The Supreme Court confirmed in its decision dated 31 October 2024 that the Republic of Austria was indeed eligible to appeal against the restructuring plan. First, the court reiterated that all insolvency creditors have the right to appeal against such a plan, in particular if they registered their claim in time, as the Republic of Austria did. Second, a claim is deemed to be registered in insolvency proceedings when it has been recognized by the administrator and not been disputed by an insolvency creditor.
In addition, and most importantly, the Supreme Court confirmed that under Section 152a of the Insolvency Code, the approval of a restructuring plan requires (i) the determination and at least assurance (i.e. the securing) of the insolvency administrator’s and creditor unions’ compensation and (ii) the fulfilment of certain agreed conditions in the restructuring plan.

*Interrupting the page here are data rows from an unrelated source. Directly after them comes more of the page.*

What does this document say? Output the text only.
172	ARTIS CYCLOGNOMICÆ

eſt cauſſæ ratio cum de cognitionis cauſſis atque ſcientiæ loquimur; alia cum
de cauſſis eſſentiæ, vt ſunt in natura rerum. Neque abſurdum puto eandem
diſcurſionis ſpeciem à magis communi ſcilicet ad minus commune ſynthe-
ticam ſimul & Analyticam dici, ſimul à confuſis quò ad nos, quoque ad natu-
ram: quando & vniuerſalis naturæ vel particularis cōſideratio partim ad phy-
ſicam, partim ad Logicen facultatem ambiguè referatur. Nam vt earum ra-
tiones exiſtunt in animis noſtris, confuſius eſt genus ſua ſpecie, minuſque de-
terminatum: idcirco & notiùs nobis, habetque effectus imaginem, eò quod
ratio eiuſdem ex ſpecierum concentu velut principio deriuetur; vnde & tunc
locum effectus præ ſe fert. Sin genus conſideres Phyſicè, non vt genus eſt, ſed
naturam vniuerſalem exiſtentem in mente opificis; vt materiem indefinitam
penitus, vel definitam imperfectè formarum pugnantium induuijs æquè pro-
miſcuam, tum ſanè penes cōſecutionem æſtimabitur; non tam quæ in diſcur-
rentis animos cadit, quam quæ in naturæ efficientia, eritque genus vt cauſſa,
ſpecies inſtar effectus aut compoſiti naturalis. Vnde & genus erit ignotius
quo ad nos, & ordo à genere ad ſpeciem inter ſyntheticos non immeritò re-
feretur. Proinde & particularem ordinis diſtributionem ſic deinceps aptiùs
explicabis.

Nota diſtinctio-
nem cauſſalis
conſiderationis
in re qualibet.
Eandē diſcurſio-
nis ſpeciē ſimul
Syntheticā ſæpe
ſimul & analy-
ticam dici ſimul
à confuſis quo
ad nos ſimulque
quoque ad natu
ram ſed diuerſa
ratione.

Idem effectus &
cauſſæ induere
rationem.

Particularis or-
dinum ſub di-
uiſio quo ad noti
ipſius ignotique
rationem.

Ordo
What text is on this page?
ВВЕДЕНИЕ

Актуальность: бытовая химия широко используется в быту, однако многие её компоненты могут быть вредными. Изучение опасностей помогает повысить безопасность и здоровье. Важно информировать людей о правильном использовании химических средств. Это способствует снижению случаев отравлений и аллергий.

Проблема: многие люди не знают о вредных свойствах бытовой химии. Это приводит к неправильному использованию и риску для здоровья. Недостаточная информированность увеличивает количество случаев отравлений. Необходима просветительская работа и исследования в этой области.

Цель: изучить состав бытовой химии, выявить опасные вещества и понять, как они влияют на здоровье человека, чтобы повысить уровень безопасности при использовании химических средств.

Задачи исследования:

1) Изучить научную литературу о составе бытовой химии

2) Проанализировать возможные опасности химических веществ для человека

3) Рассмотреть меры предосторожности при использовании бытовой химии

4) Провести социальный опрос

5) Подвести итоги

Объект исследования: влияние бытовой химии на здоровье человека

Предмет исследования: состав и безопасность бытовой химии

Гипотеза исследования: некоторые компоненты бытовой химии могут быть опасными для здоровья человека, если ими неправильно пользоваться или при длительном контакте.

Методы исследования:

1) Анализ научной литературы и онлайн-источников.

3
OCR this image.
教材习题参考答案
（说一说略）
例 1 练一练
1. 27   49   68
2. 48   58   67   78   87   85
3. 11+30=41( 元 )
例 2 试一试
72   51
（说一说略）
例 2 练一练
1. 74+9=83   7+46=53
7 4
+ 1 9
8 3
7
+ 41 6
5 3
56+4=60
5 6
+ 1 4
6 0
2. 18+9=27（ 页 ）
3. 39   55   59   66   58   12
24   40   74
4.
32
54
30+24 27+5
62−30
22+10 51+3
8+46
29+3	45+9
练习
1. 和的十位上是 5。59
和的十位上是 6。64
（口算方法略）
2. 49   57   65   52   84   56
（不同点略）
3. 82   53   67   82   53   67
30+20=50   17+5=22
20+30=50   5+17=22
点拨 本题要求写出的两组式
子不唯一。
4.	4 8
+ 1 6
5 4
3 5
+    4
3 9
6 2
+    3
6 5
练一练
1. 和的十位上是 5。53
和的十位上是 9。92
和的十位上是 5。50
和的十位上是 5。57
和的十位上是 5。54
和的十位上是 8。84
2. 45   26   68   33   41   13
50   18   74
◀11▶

The Supreme Court held that pursuant to Section 125 Paragraph 5 of the Insolvency Code, any agreement between the insolvency administrator and the debtor about the compensation of the insolvency administrator would be void. A deferral of payment by the insolvency administrator, which the administrator had suggested in view of the Company’s lack of funds to pay his fees, would qualify as an illegal arrangement pursuant to the law. Hence, offering a mere deferral of the administrator’s fees to the Company would have no effect on the legal requirement that the compensation needs to be at least assured (i.e. secured). Consequently, there would be no legal basis for the Company as debtor to first generate sufficient funds during the insolvency proceedings, and only thereafter pay the insolvency administrator’s – as well the creditor unions’ – compensation.
It can thus be concluded that a full deferral of the insolvency administrator’s compensation must not be considered by the insolvency court when approving a restructuring plan. In the Supreme Court’s view, a company as debtor must have at least sufficient funds available to pay (or secure) all the procedural, including the administrator’s, costs in full in order to be eligible for a restructuring proceeding and a related plan. Given the Company’s failure to comply with these formalities, the Supreme Court denied and declared the restructuring plan to be null and void, without having to go into further details or analysis regarding the “feasibility” of the restructuring plan. Consequently, the Company has now been put into bankruptcy proceedings and will be liquidated in the years to come.
Learnings and Take-Away Points
Much can and will be said and written about this landmark Supreme Court decision. While many will argue that the court took an approach that was (too) strict and formalistic, there is in our view not much to criticize about the court’s line of legal analysis and argumentation. It turns out that both the administrator and the insolvency court could probably have done a better job in fulfilling the quite clear statutory guidelines for approving a restructuring plan. What is of course a pity is the fact that the Supreme Court did not go into further detail as regards the “feasibility” of restructuring plans. The insolvency law community in Austria was hoping for further clarification and analysis on that issue. Understandably, however, the court did not feel the need to expound upon this issue in any further detail in view of the formal deficiencies in the restructuring proceeding.
From the creditors’ perspective, it is of course on the one hand regrettable that the creditor plan previously approved was finally annulled, and many days and weeks of work in that respect proved to be useless. However, on the other hand and from a commercial perspective, there is certainly hope for the creditors that they will finally walk away with a quota of (much) more than merely 30% of their claims, the minimum quota that needed to be offered by the Company in the chosen type of restructuring proceeding.